Goultchekhra Bobokoulova, citoyenne ouzbèke de 38 ans, a été arrêtée lundi par la police près d'une station de métro dans le nord-est de la capitale alors qu'elle déambulait avec la tête coupée d'une fillette, en se proclamant "terroriste".

"C'est ce qu'Allah m'a ordonné" de faire, a déclaré la nounou aux journalistes à son arrivée à l'audience. Le juge a rapidement ordonné son placement en détention provisoire jusqu'au 29 avril, suivant la demande des enquêteurs.

Enfermée dans une cage conformément à la pratique en Russie, Goultchekhra Bobokoulova tenait des propos décousus, mêlant doléances et discours prophétique, peu avant le début de l'audience.

"Allah envoie le second prophète pour donner des nouvelles de la paix, bonjour tout le monde", a-t-elle ainsi déclaré.

"J'ai faim, je vais mourir dans une semaine, c'est la fin du monde, on m'a interdit de manger. Salut tout le monde", a-t-elle conclu en saluant la presse.

La justice a ouvert une enquête pour "meurtre d'enfant en bas-âge" tandis que les médias russes s'interrogeaient sur les motivations de celle qu'ils surnomment la "nounou sanguinaire", la qualifiant tour à tour de "démente" ou de "terroriste".
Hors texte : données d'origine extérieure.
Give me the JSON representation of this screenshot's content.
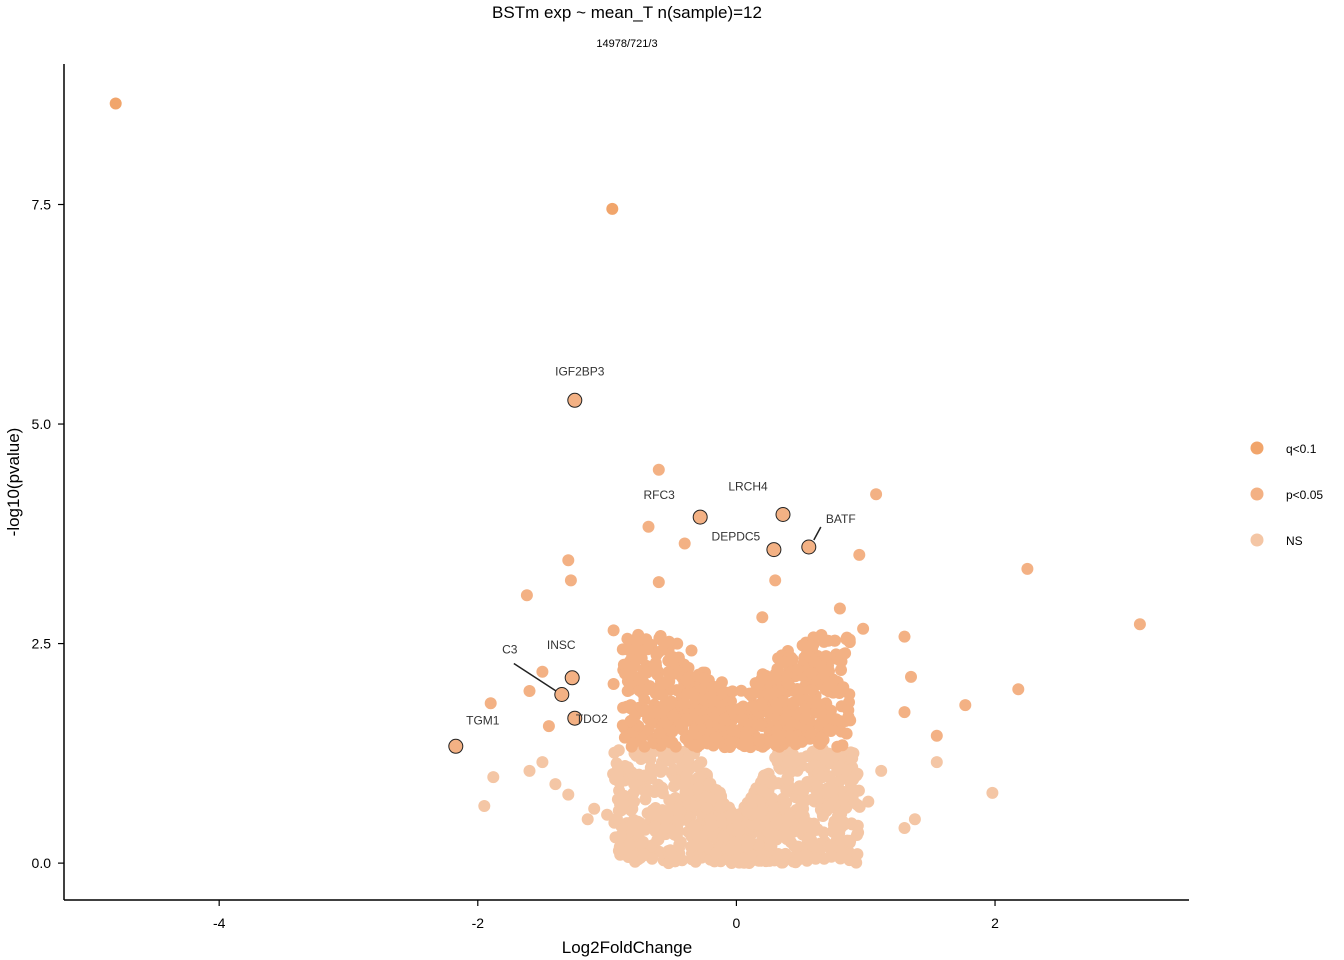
{
  "chart_data": {
    "type": "scatter",
    "title": "BSTm exp ~ mean_T n(sample)=12",
    "subtitle": "14978/721/3",
    "xlabel": "Log2FoldChange",
    "ylabel": "-log10(pvalue)",
    "xlim": [
      -5.2,
      3.5
    ],
    "ylim": [
      -0.42,
      9.1
    ],
    "x_ticks": [
      -4,
      -2,
      0,
      2
    ],
    "x_tick_labels": [
      "-4",
      "-2",
      "0",
      "2"
    ],
    "y_ticks": [
      0,
      2.5,
      5,
      7.5
    ],
    "y_tick_labels": [
      "0.0",
      "2.5",
      "5.0",
      "7.5"
    ],
    "grid": false,
    "legend_position": "right",
    "colors": {
      "q<0.1": "#F1A56B",
      "p<0.05": "#F3B184",
      "NS": "#F4C6A5"
    },
    "series": [
      {
        "name": "q<0.1",
        "x": [
          -4.8,
          -0.96
        ],
        "y": [
          8.65,
          7.45
        ]
      },
      {
        "name": "p<0.05",
        "x": [
          -0.6,
          1.08,
          2.25,
          3.12,
          -1.28,
          -1.62,
          -0.68,
          -0.4,
          0.3,
          -1.3,
          0.95,
          0.8,
          0.98,
          2.18,
          1.77,
          1.55,
          1.3,
          -1.9,
          -1.5,
          -1.6,
          -0.95,
          -0.75,
          -0.6,
          -0.95,
          0.2,
          0.6,
          -1.45,
          1.3,
          1.35
        ],
        "y": [
          4.48,
          4.2,
          3.35,
          2.72,
          3.22,
          3.05,
          3.83,
          3.64,
          3.22,
          3.45,
          3.51,
          2.9,
          2.67,
          1.98,
          1.8,
          1.45,
          2.58,
          1.82,
          2.18,
          1.96,
          2.04,
          2.09,
          3.2,
          2.65,
          2.8,
          2.3,
          1.56,
          1.72,
          2.12
        ]
      },
      {
        "name": "NS",
        "x": [
          -1.95,
          -1.88,
          -1.6,
          -1.5,
          -1.4,
          -1.3,
          -1.1,
          -1.0,
          1.98,
          1.55,
          1.38,
          1.3,
          1.12,
          -1.15,
          1.02,
          0.9,
          -0.9,
          -0.7,
          0.0,
          -0.2,
          0.2,
          -0.4,
          0.4,
          -0.55,
          0.6,
          -0.3,
          0.3,
          -0.1,
          0.1,
          -0.45,
          0.5,
          -0.65,
          0.7,
          0.8,
          -0.8,
          -0.25,
          0.25,
          0.05,
          -0.05
        ],
        "y": [
          0.65,
          0.98,
          1.05,
          1.15,
          0.9,
          0.78,
          0.62,
          0.55,
          0.8,
          1.15,
          0.5,
          0.4,
          1.05,
          0.5,
          0.7,
          0.95,
          0.7,
          0.8,
          0.1,
          0.5,
          0.6,
          0.9,
          0.95,
          0.4,
          0.45,
          1.1,
          1.2,
          0.3,
          0.25,
          0.6,
          0.7,
          0.55,
          0.8,
          0.4,
          0.45,
          0.2,
          0.35,
          0.05,
          0.15
        ]
      }
    ],
    "labeled_points": [
      {
        "label": "IGF2BP3",
        "x": -1.25,
        "y": 5.27
      },
      {
        "label": "RFC3",
        "x": -0.28,
        "y": 3.94
      },
      {
        "label": "LRCH4",
        "x": 0.36,
        "y": 3.97
      },
      {
        "label": "DEPDC5",
        "x": 0.29,
        "y": 3.57
      },
      {
        "label": "BATF",
        "x": 0.56,
        "y": 3.6
      },
      {
        "label": "INSC",
        "x": -1.27,
        "y": 2.11
      },
      {
        "label": "C3",
        "x": -1.35,
        "y": 1.92
      },
      {
        "label": "TDO2",
        "x": -1.25,
        "y": 1.65
      },
      {
        "label": "TGM1",
        "x": -2.17,
        "y": 1.33
      }
    ]
  },
  "legend": {
    "items": [
      {
        "label": "q<0.1",
        "color": "#F1A56B"
      },
      {
        "label": "p<0.05",
        "color": "#F3B184"
      },
      {
        "label": "NS",
        "color": "#F4C6A5"
      }
    ]
  }
}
La nounou de la petite fille née en 2011 a attendu que les parents quittent l'appartement puis, "pour un motif inconnu", a "blessé l'enfant au cou, a séparé la tête du corps" avant d'aller dans le métro avec la tête, selon le rapport des enquêteurs présenté à la cour.

"A ce jour, il n'a pas été établi (l'existence) de complices présumés ou que des personnes l'aient poussée à commettre ce crime", ont-ils déclaré.

Les enquêteurs ont soumis Goultchekhra Bobokoulova à des examens psychiatriques. Il n'est pas exclu qu'elle ait agi "sous l'empire de psychotropes ou drogues", ont-ils expliqué sans plus de précisions.